Research and challenges of radiopharmaceuticals in the treatment of bone diseases
10.13491/j.issn.1004-714X.2025.06.023
- VernacularTitle:放射性药物在骨疾病治疗中的研究与挑战
- Author:
Qingyu YAN
1
;
Zenghao WANG
2
;
Peng WANG
3
;
Luxu YIN
4
Author Information
1. The First Affiliated Hospital of Shandong First Medical University, Jinan 250100, China;Shandong First MedicalUniversity (Shandong Academy of Medical Sciences) School of Preventive Medicine (Institute of Radiological Medicine), Jinan 250117,China.
2. Shandong First MedicalUniversity (Shandong Academy of Medical Sciences) School of Preventive Medicine (Institute of Radiological Medicine), Jinan 250117,China.
3. The First Affiliated Hospital of Shandong First Medical University, Jinan 250100, China.
4. Department of Orthopedic Surgery, The First Affiliated Hospital of Shandong First Medical University & Shandong Provincial Qianfoshan Hospital, Shandong Key Laboratory of Rheumatic Disease and Translational Medicine, Jinan 250100, China.

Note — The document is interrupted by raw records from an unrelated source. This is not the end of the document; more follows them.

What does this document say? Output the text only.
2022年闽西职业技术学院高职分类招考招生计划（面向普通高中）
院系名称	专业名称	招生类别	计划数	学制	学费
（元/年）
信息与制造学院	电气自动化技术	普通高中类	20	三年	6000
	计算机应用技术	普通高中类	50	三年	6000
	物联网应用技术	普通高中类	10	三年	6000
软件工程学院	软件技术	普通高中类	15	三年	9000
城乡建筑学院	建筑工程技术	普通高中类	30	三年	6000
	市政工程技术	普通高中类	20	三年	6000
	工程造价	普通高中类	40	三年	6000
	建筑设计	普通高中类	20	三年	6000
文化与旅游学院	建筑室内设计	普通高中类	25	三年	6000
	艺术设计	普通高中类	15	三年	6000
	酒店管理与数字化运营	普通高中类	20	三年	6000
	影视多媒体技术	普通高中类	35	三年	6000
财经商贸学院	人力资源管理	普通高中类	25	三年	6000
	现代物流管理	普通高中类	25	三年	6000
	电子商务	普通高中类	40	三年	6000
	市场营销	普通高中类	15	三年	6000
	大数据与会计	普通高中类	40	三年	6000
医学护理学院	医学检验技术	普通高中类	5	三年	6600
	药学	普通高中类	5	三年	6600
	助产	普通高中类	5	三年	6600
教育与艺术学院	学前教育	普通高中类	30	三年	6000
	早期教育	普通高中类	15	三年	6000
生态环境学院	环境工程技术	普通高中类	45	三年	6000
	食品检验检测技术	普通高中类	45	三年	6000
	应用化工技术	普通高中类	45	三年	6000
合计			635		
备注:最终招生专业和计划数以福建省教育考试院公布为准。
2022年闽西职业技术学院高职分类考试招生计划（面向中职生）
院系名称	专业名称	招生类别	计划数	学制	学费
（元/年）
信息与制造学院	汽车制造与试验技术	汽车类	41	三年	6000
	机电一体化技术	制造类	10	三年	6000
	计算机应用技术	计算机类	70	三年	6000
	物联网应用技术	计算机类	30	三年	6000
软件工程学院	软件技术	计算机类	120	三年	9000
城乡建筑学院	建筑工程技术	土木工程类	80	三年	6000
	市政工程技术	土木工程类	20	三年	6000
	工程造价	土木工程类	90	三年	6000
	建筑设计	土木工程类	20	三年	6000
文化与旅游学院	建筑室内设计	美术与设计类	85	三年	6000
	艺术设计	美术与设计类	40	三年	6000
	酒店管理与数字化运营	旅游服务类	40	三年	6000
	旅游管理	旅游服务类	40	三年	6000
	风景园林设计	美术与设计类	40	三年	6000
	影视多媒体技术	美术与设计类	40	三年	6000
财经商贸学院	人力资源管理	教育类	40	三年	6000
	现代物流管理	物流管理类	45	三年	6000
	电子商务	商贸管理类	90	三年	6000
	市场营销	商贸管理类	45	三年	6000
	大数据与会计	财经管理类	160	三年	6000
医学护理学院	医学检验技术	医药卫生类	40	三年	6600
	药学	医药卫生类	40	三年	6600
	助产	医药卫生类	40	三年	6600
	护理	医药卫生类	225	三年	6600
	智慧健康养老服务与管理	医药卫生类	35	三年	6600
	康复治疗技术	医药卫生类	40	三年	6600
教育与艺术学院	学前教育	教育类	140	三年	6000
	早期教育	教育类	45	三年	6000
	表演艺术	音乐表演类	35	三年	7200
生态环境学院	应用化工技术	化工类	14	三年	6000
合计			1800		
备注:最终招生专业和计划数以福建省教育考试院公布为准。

- Publication Type:ReviewArticles
- Keywords:
Radiopharmaceutical;
Bone metastatic cancer;
Multimodal treatment;
bone-targeting ligands ethylenediaminetetramethylenephosphonic acid/hydroxyethylidene diphosphonate
- From:
Chinese Journal of Radiological Health
2025;34(6):924-929
- CountryChina
- Language:Chinese
-
Abstract:
Both primary (e.g. osteosarcoma and Ewing sarcoma) and secondary (e.g. metastatic) bone cancers cause severe health problems and can lead to death. In recent years, radiopharmaceuticals have shown significant potential in the treatment of refractory bone diseases due to their unique targeting properties and low toxicity. Radiopharmaceutical therapy for bone cancer utilizes bone-seeking radiopharmaceuticals that target lesions through the high affinity of ethylenediaminetetramethylenephosphonic acid (EDTMP) ligand for bone hydroxyapatite. Traditional therapeutic agents such as 89Sr and 153Sm-EDTMP, administered via intravenous injection, accumulate in bone metastases and release beta rays to kill tumor cells. These agents can relieve pain and inhibit bone destruction; however, they have limited ability to shrink tumor volume or slow tumor growth (tumor volume reduction rate < 30%). Furthermore, these agents may cause systemic side effects, and existing evidence does not support their effectiveness in prolonging survival. The development of palliative bone pain therapies based on novel radiopharmaceuticals may overcome these limitations and improve the quality of life for patients during their remaining lifespan. Researchers have investigated the combination of various beta- and alpha-emitters with novel radionuclide carrier systems, significantly enhancing treatment precision in bone tumor models. For instance, 177Lu-EDTMP (beta ray 0.497 MeV, half-life 6.7 days) enabled 66% of patients to completely discontinue analgesics by the twelfth week. 186Re- and 188Re-hydroxyethylidene diphosphonate, by targeting hydroxyapatite, achieved a pain relief rate of up to 90% and significantly prolonged median survival. These agents caused only reversible hematological toxicity, with no Grade III/IV bone marrow suppression events, and significantly reduced tumor volume. Additionally, the alpha nuclide 223RaCl2 induces DNA breaks in tumor cells and inhibits osteoblast-osteoclast imbalance. When combined with best supportive care, it can extend overall survival by 3.6 months (14.9 months vs. 11.3 months), reduce the risk of death by 30%, and lead to significant tumor volume reduction. However, bone marrow toxicity management, cost-effectiveness balance, and the design of multimodal combination regimens remain key challenges.